To determine whether overexpression of BAFF can accelerate the development of systemic lupus erythematosus–associated end‐organ disease in hosts with an underlying autoimmune diathesis.

Methods

We introduced a BAFF transgene (Tg) into autoimmune‐prone B6.Sle1 and B6.Nba2 mice and evaluated these mice for serologic autoimmunity and renal pathology.

Results

B6.Sle1.BAFF and B6.Nba2.BAFF mice, but not non‐Tg littermates, frequently developed severe glomerular pathology by 3 months of age. Age‐matched B6.BAFF mice, despite renal Ig deposits and increases in B cells and Ig production similar to those in B6.Sle1.BAFF and B6.Nba2.BAFF mice, did not develop glomerular pathology.
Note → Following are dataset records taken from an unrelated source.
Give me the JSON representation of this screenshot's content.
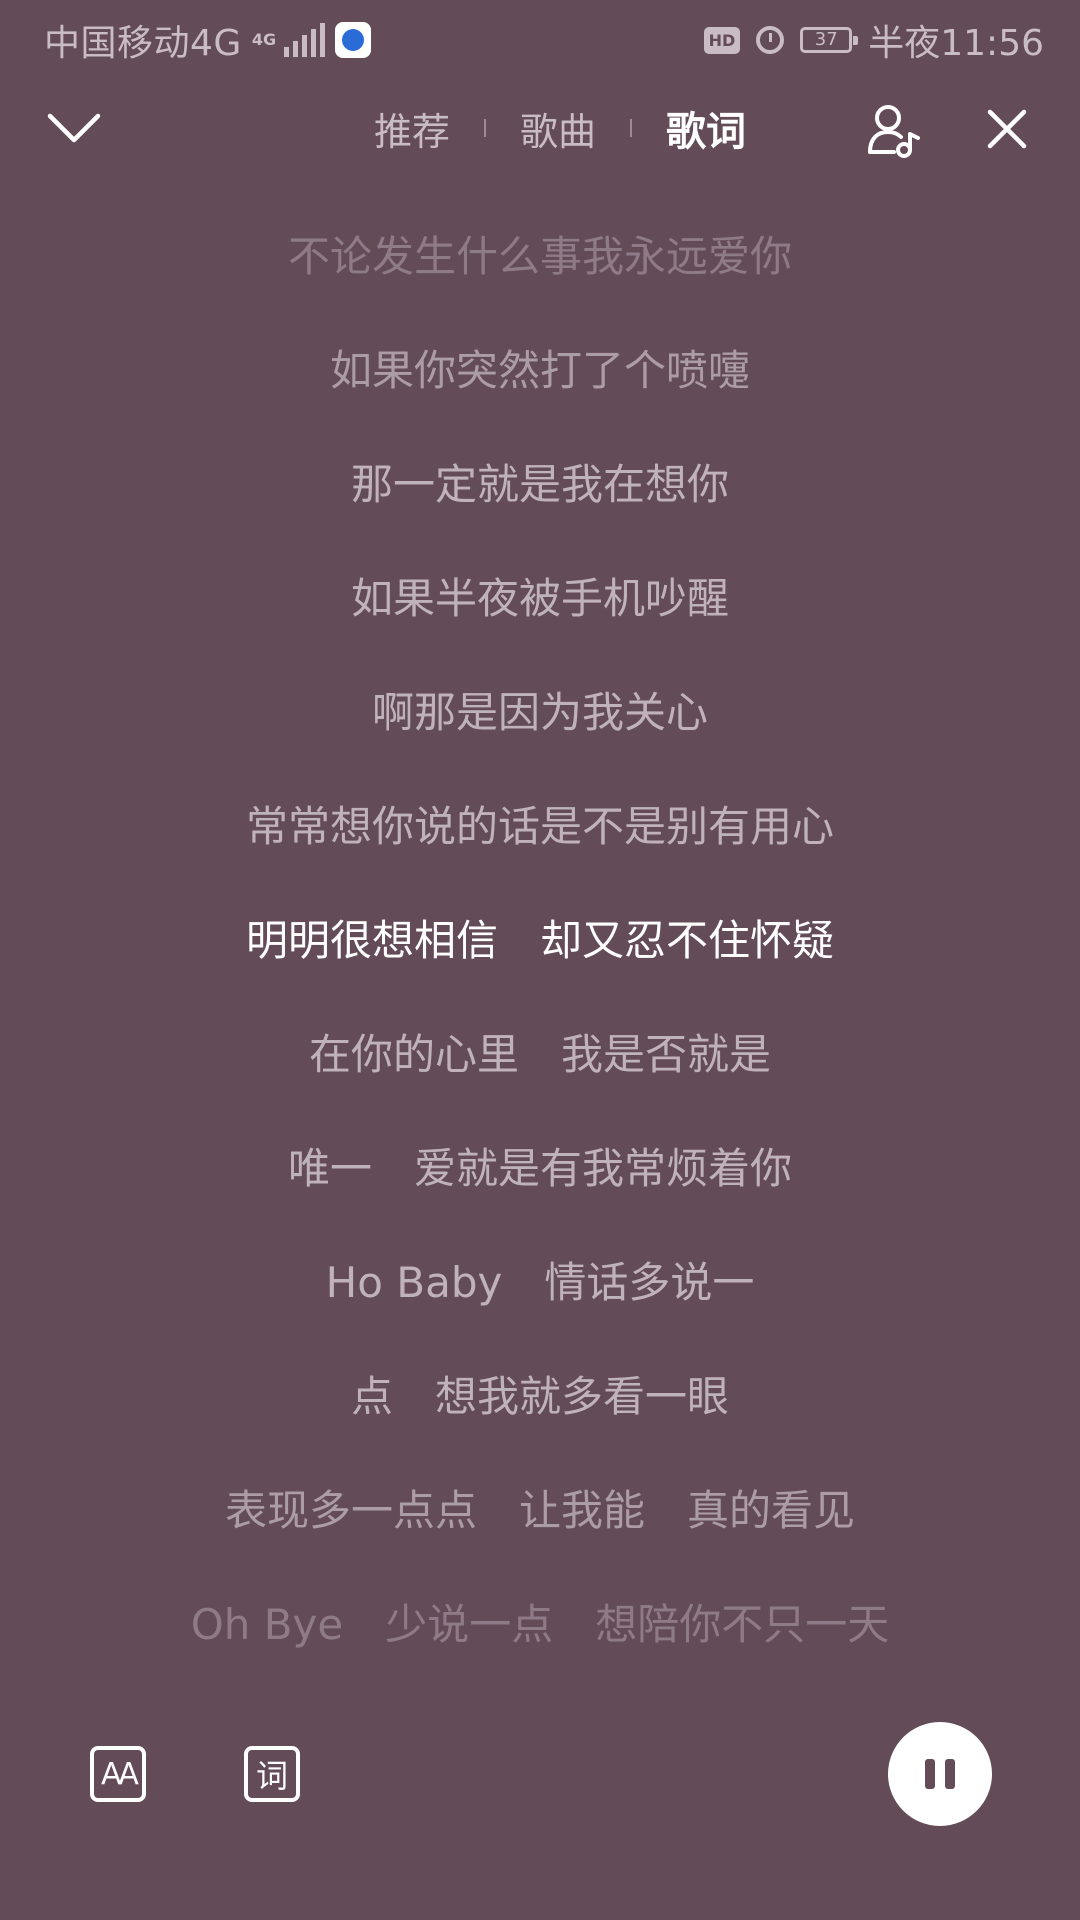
{
  "status_bar": {
    "carrier": "中国移动4G",
    "network_tag": "4G",
    "hd": "HD",
    "battery": "37",
    "time": "半夜11:56"
  },
  "nav": {
    "tabs": [
      {
        "label": "推荐"
      },
      {
        "label": "歌曲"
      },
      {
        "label": "歌词"
      }
    ],
    "active_tab": "歌词"
  },
  "lyrics": [
    "不论发生什么事我永远爱你",
    "如果你突然打了个喷嚏",
    "那一定就是我在想你",
    "如果半夜被手机吵醒",
    "啊那是因为我关心",
    "常常想你说的话是不是别有用心",
    "明明很想相信　却又忍不住怀疑",
    "在你的心里　我是否就是",
    "唯一　爱就是有我常烦着你",
    "Ho Baby　情话多说一",
    "点　想我就多看一眼",
    "表现多一点点　让我能　真的看见",
    "Oh Bye　少说一点　想陪你不只一天"
  ],
  "controls": {
    "font_button": "AA",
    "lyric_button": "词"
  },
  "icons": {
    "collapse": "chevron-down-icon",
    "singer": "singer-music-icon",
    "close": "close-icon",
    "play": "pause-icon"
  },
  "colors": {
    "background": "#634b58",
    "active_text": "#ffffff",
    "inactive_text": "#c0b2bb"
  }
}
In B6.Sle1.BAFF and B6.Nba2.BAFF mice, severity of glomerular disease did not obligately correlate with circulating levels of IgG antichromatin and/or anti–double‐stranded DNA antibodies or with amounts of these autoantibodies deposited in the kidneys. Even in mice with severe glomerular disease, renal tubulointerstitial infiltrates were very limited, and increased proteinuria was not detected.

Conclusion

BAFF‐driven effects on glomerular pathology may be mediated, at least in part, by autoantibodies with specificities other than chromatin and/or by autoantibody‐independent means. There is an uncoupling of BAFF‐driven precocious glomerular pathology from concomitant development of clinically apparent renal disease, strongly suggesting that BAFF overexpression works in concert with other factors to promote overt renal disease.